Y fue ese último no aceptado el que en realidad había llegado primero y se mantendría en ese lugar. Él fue el que llevó a cabo el proyecto y la causa de su fracaso póstumo.
Sus fundamentos ideológicos se reducían a un prisionero. Atravesando el parque y la puerta enrejada que daba a la fuente se erguía la celda fría y austera donde lo encerraron. Encadenado de pies y manos permanecía tranquilo, incorruptible. Sus cadenas eran su libertad.
El goce de los miembros de la comisión directiva de la institución consistía en visitar a su prisionero antes de cada asamblea para regocijarse con su fútil y fantasmagórico triunfo sobre aquél que, enfermo de dicha y, por ende, desquiciado carente de razón, habían capturado sin derramar una sola gota de sangre. Estos encuentros resultaban en el tortuoso golpeteo que recibía el hombre encadenado causado por esa misma tranquilidad y libertad que fluía de su ser prisionero perturbando incesantemente a estos hombres nuevos. Les enfurecía escuchar de su boca carcomida una única cosa que podían comprender: “Eternos hipócritas de la libertad, presos. Su silencio soy yo, yo soy su club.”
Para cada pregunta él respondía, entre una sonrisa infinita acompañada por una mirada que la dirigía a algo desconocido, a un amor invisible, las mismas palabras leídas al revés. Y se reía. Oicus ocol, on sariviv acnun sam, sarirom orenoisirp. Y se reía llamándolos constantemente por el nombre de Ruth. A rasep ed euq etse odanedacne ogis odneis nu odnubagav.
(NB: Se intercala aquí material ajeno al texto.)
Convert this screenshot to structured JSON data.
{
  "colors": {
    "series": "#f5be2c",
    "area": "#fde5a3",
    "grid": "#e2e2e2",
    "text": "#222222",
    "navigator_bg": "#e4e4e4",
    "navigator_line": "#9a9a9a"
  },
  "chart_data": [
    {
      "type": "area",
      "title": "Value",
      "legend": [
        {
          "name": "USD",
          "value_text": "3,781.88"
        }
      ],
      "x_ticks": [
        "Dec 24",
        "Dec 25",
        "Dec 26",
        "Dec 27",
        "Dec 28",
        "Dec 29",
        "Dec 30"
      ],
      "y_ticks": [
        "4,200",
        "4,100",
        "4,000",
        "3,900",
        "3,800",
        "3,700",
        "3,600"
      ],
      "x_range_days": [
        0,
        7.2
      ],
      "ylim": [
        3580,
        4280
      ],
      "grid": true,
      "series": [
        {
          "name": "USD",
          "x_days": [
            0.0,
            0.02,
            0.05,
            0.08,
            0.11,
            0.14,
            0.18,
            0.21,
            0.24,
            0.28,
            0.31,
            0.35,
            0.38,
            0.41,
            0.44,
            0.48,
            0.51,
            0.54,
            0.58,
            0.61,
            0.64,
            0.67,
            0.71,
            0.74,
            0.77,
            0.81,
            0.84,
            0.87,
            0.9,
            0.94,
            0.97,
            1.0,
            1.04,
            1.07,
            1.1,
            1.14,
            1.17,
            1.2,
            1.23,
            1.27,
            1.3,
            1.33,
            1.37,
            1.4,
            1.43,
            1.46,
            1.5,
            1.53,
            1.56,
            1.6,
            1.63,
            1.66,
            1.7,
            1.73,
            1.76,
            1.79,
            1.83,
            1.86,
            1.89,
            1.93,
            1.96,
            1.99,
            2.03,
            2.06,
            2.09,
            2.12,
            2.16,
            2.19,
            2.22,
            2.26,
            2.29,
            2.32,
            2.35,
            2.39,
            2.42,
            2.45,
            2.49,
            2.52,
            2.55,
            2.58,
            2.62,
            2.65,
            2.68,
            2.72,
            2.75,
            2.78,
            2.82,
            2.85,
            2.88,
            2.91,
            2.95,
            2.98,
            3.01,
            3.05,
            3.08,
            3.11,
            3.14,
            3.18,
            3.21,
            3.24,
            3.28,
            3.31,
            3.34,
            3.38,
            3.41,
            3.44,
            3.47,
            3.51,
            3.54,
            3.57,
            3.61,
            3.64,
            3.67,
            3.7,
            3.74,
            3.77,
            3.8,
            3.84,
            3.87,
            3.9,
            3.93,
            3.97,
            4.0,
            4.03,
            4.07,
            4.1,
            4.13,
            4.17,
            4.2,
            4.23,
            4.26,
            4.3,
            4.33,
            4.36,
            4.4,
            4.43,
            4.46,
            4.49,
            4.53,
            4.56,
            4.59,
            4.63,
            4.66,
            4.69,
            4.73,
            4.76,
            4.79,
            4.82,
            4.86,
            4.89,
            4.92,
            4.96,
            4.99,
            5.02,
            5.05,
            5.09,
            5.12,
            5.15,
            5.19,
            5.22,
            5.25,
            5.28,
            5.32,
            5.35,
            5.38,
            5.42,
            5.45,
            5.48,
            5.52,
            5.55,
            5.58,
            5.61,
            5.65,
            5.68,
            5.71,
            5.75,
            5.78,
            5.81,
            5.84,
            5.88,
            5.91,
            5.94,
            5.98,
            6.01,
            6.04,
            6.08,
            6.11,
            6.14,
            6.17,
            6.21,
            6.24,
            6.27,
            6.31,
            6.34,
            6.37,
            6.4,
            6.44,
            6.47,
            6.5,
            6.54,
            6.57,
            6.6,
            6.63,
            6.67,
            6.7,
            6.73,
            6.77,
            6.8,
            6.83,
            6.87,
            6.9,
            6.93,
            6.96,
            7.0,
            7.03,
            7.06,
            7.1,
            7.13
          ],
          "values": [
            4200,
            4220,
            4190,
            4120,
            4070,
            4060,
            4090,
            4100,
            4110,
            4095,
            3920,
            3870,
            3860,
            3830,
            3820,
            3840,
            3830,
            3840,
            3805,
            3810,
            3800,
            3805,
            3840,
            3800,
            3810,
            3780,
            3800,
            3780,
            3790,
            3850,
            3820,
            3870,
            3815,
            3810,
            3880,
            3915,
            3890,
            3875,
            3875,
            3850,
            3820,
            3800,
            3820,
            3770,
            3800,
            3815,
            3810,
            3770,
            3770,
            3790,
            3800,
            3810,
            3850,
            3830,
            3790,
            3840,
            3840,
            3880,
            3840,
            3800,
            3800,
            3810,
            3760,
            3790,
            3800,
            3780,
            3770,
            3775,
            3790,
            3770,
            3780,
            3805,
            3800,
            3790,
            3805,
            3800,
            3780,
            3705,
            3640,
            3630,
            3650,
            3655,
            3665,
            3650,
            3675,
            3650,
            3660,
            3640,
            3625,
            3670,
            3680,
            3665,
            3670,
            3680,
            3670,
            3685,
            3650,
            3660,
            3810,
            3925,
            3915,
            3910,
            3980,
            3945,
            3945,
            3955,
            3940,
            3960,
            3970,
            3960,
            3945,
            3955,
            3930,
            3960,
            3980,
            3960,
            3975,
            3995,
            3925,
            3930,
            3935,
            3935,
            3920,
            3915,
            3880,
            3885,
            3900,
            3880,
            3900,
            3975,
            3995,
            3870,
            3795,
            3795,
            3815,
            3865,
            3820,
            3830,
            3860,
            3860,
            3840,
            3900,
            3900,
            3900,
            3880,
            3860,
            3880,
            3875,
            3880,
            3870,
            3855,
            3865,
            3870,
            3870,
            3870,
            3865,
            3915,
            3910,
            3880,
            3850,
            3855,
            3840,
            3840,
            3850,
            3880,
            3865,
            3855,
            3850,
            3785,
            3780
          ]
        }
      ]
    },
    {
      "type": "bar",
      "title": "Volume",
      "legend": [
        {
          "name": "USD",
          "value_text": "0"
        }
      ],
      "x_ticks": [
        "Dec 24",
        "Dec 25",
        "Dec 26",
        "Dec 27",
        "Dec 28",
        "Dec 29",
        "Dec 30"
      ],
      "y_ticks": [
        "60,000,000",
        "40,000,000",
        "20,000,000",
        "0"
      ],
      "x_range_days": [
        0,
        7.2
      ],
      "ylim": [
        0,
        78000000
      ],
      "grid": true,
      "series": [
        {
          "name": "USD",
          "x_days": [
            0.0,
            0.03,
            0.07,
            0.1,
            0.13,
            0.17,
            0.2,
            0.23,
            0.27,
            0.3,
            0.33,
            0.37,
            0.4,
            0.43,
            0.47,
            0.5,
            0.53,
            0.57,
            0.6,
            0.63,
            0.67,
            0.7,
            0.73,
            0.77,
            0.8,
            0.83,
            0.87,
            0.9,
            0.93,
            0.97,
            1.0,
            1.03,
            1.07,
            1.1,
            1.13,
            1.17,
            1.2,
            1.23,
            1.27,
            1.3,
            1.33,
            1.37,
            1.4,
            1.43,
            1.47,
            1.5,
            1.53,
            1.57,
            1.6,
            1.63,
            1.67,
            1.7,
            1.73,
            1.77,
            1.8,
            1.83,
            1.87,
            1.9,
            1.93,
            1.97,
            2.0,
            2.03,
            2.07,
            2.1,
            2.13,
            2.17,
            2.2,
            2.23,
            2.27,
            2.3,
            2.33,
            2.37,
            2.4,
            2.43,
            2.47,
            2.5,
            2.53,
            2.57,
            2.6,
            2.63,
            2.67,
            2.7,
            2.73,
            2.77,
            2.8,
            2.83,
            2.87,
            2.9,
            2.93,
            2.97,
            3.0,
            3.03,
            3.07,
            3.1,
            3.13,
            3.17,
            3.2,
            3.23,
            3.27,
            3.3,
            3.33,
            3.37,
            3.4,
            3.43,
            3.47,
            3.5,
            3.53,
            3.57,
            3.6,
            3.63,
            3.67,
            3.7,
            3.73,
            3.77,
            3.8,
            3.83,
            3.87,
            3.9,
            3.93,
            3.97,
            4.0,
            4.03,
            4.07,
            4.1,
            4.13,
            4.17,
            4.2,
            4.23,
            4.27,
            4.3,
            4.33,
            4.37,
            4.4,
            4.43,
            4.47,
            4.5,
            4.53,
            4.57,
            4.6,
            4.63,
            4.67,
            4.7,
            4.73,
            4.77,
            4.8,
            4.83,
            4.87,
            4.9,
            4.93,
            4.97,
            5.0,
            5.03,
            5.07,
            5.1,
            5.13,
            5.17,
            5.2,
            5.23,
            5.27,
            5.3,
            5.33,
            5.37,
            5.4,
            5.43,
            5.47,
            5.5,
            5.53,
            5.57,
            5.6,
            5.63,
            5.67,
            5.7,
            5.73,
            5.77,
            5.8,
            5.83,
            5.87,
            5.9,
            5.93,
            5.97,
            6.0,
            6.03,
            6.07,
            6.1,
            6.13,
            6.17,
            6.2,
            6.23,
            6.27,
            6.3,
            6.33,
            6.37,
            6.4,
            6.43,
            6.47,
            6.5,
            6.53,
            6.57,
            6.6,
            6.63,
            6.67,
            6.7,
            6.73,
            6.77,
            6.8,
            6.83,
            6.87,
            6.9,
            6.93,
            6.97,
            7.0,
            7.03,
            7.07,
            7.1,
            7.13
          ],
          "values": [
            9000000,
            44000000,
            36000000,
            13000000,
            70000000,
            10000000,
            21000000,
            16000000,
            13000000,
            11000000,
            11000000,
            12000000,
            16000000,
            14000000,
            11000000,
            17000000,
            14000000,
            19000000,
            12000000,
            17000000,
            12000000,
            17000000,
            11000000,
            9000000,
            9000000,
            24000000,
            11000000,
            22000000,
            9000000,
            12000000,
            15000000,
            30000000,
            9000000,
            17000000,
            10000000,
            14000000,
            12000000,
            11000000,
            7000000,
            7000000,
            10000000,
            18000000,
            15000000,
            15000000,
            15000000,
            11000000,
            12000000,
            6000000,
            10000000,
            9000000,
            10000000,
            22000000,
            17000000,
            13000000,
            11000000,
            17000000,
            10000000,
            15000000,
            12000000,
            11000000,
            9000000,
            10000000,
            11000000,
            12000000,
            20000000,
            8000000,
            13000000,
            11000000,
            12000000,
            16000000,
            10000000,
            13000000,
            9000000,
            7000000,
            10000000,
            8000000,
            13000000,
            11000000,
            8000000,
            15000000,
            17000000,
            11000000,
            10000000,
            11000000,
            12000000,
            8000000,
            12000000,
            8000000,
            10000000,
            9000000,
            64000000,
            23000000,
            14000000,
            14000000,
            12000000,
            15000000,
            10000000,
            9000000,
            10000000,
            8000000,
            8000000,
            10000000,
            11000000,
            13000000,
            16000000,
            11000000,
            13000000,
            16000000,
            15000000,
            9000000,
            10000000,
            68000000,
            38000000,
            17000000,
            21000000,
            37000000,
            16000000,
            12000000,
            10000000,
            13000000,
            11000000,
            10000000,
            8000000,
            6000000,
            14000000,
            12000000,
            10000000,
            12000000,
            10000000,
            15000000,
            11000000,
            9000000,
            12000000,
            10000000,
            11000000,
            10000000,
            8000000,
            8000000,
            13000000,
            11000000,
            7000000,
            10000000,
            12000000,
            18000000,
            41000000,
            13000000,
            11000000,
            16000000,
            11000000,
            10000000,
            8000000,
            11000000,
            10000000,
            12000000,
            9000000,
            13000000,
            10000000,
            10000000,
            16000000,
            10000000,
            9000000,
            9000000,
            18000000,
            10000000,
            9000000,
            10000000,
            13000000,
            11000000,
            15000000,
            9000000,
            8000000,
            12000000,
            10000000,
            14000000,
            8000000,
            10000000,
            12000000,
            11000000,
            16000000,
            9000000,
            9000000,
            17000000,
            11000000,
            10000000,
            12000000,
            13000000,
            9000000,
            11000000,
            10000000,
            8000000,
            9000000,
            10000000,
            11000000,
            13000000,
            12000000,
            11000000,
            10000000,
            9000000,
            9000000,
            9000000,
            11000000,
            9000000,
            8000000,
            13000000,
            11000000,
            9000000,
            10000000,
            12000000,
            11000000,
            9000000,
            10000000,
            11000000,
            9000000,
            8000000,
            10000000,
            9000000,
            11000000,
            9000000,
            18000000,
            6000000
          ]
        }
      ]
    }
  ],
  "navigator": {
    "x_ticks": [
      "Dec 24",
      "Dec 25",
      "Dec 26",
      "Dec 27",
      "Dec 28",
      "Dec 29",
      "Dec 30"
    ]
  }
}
Y ellos colorados de rencor lo pateaban un poco más y abandonaban la sala de alguna manera u otra reconociendo los significados de los balbuceos del hombre encadenado que bailaban tap por noches y noches enteras de insomnio en los sueños lluviosos de los usurpadores del club del silencio: “Yo no soy su prisionero. Llegaron tarde. Fui capturado por ellas, por ellas que con las lenguas de víbora me besaban mientras salían de la fuente. Soy su prisionero eterno. Soy prisionero de su libertad que no es más que la mía y de ese conocimiento que ustedes encierran. Ahora soy libre y ustedes no lo son.”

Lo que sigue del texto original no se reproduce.